A study was carried out of lottery winners. They were interviewed just after they had won and were naturally very happy. They were then interviewed a year later and found they had reverted to the same unhappy state that they were in before their winnings.

The practice is to observe and to bring into consciousness the arising of the clinging and wanting and to see them as they are; impermanent, suffering and devoid of self.

In summary, craving leads to attachment which is the cause of suffering.

There are said to be attachment to four things:

Sense objects.

Wrong views.

Rites and rituals.

Self.

Sense objects:

These are objects that give rise to sensual pleasure.

Wrong Views:

These are associated with and founded on the delusion of self. There are 4 wrong views:

We mistake: suffering for happiness, impermanence for permanence, I for no-I, impurity for purity.

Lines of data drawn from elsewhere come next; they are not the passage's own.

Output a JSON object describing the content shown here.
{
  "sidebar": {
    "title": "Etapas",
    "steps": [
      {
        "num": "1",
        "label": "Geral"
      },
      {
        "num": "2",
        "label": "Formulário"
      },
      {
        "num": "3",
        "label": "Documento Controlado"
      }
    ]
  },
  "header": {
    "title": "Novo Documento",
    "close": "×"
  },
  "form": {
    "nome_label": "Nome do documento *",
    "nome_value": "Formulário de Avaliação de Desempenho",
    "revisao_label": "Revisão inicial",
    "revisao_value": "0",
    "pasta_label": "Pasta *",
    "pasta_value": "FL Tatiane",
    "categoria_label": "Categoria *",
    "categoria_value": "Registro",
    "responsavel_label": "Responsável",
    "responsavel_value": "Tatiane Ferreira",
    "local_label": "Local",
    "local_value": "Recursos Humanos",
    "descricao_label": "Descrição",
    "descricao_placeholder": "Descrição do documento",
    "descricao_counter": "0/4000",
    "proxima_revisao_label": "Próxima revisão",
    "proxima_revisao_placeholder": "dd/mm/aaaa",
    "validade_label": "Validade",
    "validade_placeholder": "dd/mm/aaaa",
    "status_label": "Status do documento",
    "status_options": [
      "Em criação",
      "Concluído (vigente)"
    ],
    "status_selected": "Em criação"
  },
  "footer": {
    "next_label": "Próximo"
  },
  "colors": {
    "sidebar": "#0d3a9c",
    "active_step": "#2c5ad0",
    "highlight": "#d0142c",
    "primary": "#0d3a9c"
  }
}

How can we mistake suffering for happiness? We seek happiness from things outside of ourselves thinking they will bring us happiness when in fact this is the cause of the suffering in the first place.

We clutch onto things we like in the forlorn hope for permanence when deep down we know that all things are subject to change.

We think I am permanent and unchanging when we too are subject to change. Our opinions, ideas, our like and dislikes, even our memories change. All that I call self, changes and evolves.

We divide the world into opposites, black and white, and make judgements about which is better rather than seeing the All. Purity is to see the one-ness, impurity is to make the divisions.

Master Dogen said, “To enter the Buddha Way is to stop discriminating between good and bad and to cast aside the mind that says this is good and that is bad”.

Rites and Rituals:

All religious practice has the danger that we become attached to empty rites and rituals. If we are not careful, we transfer our attachment from the worldly to the religious but it’s still attachment. Rites and rituals are tools to ground us, ways and structures to help us keep centred on our practice and reduce the expression of ‘self’.  They are very important, but are not everything.

If we look carefully, we have many rituals in our daily lives too that we cling to. They are like a security blanket. If I don’t have my morning coffee, I become a bear!

Self:

We are also familiar with the desire not to be diminished. I, being a delusion, constantly feels insecure. I expend a significant amount of time and energy propping up my sense of self.        

We will always feel something is lacking no matter how much huffing and puffing we do or how much we accumulate or achieve.

It is like desire in that there is no end to the wanting which is always projected into the future. The becoming can never be enough and, more often than not, it is associated with ‘I am not good enough’. This is ften a result of wanting to become something, and preferably perfect in some way.

Unfortunately, even if we do become what we have desired, it then feels empty and pointless and often different from how we imagined it to be. The desire arises to become something else again. This endless dissatisfaction is suffering.